In 2003, the Ontario government cancelled OAC (grade 13), creating the 'double cohort,' a year where two successive years of high school students vied for the same university spots.
Today, the Toronto Star did a full page piece gauging reaction from students, faculty and administration about how it has affected their respective views on university learning.
What interested me the most was the discussion of students coming in younger and thereby being 'less prepared for running their own lives.' One student talked about how some of his peers were unprepared for the high-level math that had to be learned and thus some professors were concerned that they couldn't teach the material they needed to and so students weren't learning the required material.

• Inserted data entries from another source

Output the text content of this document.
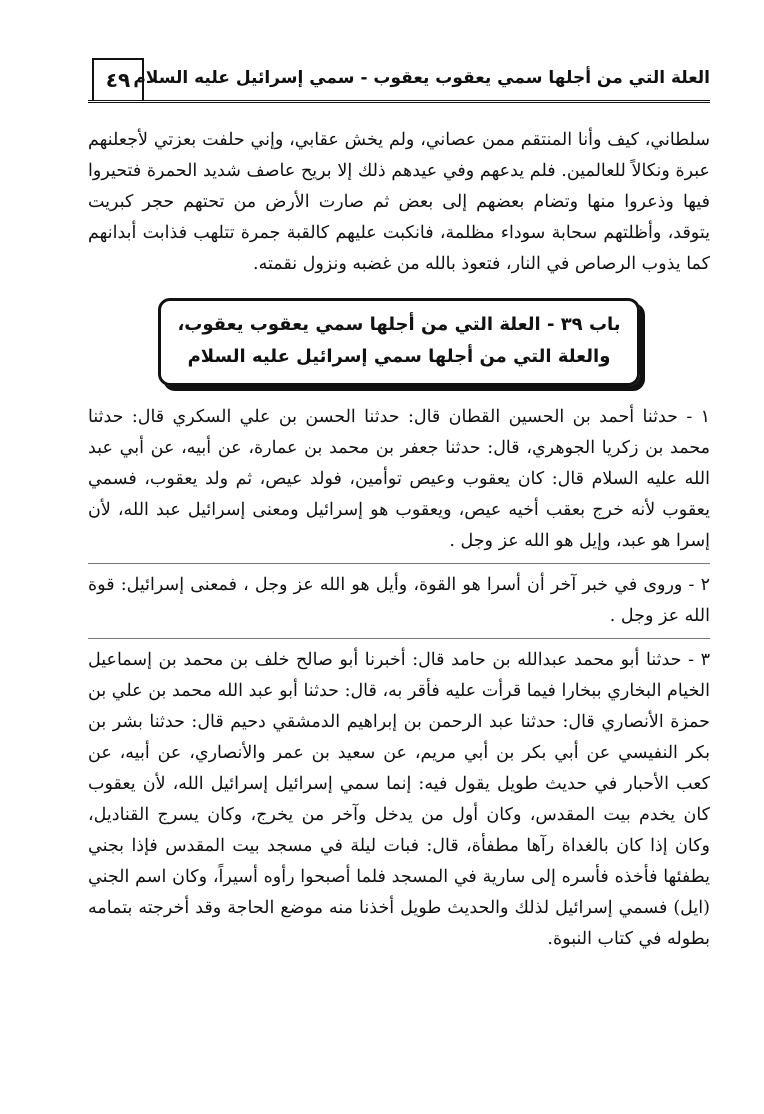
العلة التي من أجلها سمي يعقوب يعقوب - سمي إسرائيل عليه السلام
٤٩

سلطاني، كيف وأنا المنتقم ممن عصاني، ولم يخش عقابي، وإني حلفت بعزتي لأجعلنهم عبرة ونكالاً للعالمين. فلم يدعهم وفي عيدهم ذلك إلا بريح عاصف شديد الحمرة فتحيروا فيها وذعروا منها وتضام بعضهم إلى بعض ثم صارت الأرض من تحتهم حجر كبريت يتوقد، وأظلتهم سحابة سوداء مظلمة، فانكبت عليهم كالقبة جمرة تتلهب فذابت أبدانهم كما يذوب الرصاص في النار، فتعوذ بالله من غضبه ونزول نقمته.

باب ٣٩ - العلة التي من أجلها سمي يعقوب يعقوب،
والعلة التي من أجلها سمي إسرائيل عليه السلام
١ - حدثنا أحمد بن الحسين القطان قال: حدثنا الحسن بن علي السكري قال: حدثنا محمد بن زكريا الجوهري، قال: حدثنا جعفر بن محمد بن عمارة، عن أبيه، عن أبي عبد الله عليه السلام قال: كان يعقوب وعيص توأمين، فولد عيص، ثم ولد يعقوب، فسمي يعقوب لأنه خرج بعقب أخيه عيص، ويعقوب هو إسرائيل ومعنى إسرائيل عبد الله، لأن إسرا هو عبد، وإيل هو الله عز وجل .
٢ - وروى في خبر آخر أن أسرا هو القوة، وأيل هو الله عز وجل ، فمعنى إسرائيل: قوة الله عز وجل .
٣ - حدثنا أبو محمد عبدالله بن حامد قال: أخبرنا أبو صالح خلف بن محمد بن إسماعيل الخيام البخاري ببخارا فيما قرأت عليه فأقر به، قال: حدثنا أبو عبد الله محمد بن علي بن حمزة الأنصاري قال: حدثنا عبد الرحمن بن إبراهيم الدمشقي دحيم قال: حدثنا بشر بن بكر النفيسي عن أبي بكر بن أبي مريم، عن سعيد بن عمر والأنصاري، عن أبيه، عن كعب الأحبار في حديث طويل يقول فيه: إنما سمي إسرائيل إسرائيل الله، لأن يعقوب كان يخدم بيت المقدس، وكان أول من يدخل وآخر من يخرج، وكان يسرج القناديل، وكان إذا كان بالغداة رآها مطفأة، قال: فبات ليلة في مسجد بيت المقدس فإذا بجني يطفئها فأخذه فأسره إلى سارية في المسجد فلما أصبحوا رأوه أسيراً، وكان اسم الجني (ايل) فسمي إسرائيل لذلك والحديث طويل أخذنا منه موضع الحاجة وقد أخرجته بتمامه بطوله في كتاب النبوة.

Before I continue, let me say that I loved OAC. I have no qualms graduating older than others. It definitely helped me figure out the subjects I was interested and I was definitely more mature, so coping with living away was easier than it would've been if I had entered university after grade 12.
But, every other province push their students into university after grade 12. We are merely leveling with them in terms of age of entrance. So how is it that we don't hear of faculty or administration over yonder complaining about the lack of preparation and maturity in their students? Surely Ontarians aren't any less mature than any other young adult in Canada? Are we more needy? A greater sense of entitlement in needing others to do things for 1st yr students? Are we still getting used to the idea of 18 yr olds entering university? Is it that the elementary and high school curriculum just hasn't caught up with the material needed for students to enter university?
Earlier in the year, Ontario talked about removing calculus from the high school curriculum completely, wanting to leave it to the university to teach the subject. That didn't seem like a good idea since even in places like BC, they give an introduction to calculus (I personally needed a full term to understand it...) in high school.
So all you readers (the 2 or 3 of you) involved in or know of people involved in the education system, help me out here. Why are we where we are?
1 comment:
Why are we where we are?
That's a pretty broad question, even with relation to the Ontario education system and the transition between secondary and post-secondary schools.
However,
As to the more specific question of "how is it that we don't hear of faculty or administration over yonder complaining about the lack of preparation and maturity in their students?" I think the answer is simply that it is still an issue in Ontario because the change is so recent.
The first generation of 4-year highschool grads are just going through university now, so its an easy story for the media to do. Interview some students and professors, guage reaction, fill some columns. Not that it isn't a news-worthy story, it is, because the changes are still recent. But that's the main reason you don't hear similar complaints in other provinces (at least not in full page news reports). In other provinces a four year highschool education and its effect on university isn't news.
Should Ontario have kept OAC?
I don't know. In part, I liked having the extra year, to spend relatively responsibility free, to save for university, to enjoy high-school and teenager things. But then, at other times, that fifth year just dragged on and on, and for a lot of people high-school isn't any fun.
But what the decision came down to for the government, I'm sure, is that eliminating a year of high-school saves public spending on education in the long-term. After that, everything else is logistical details.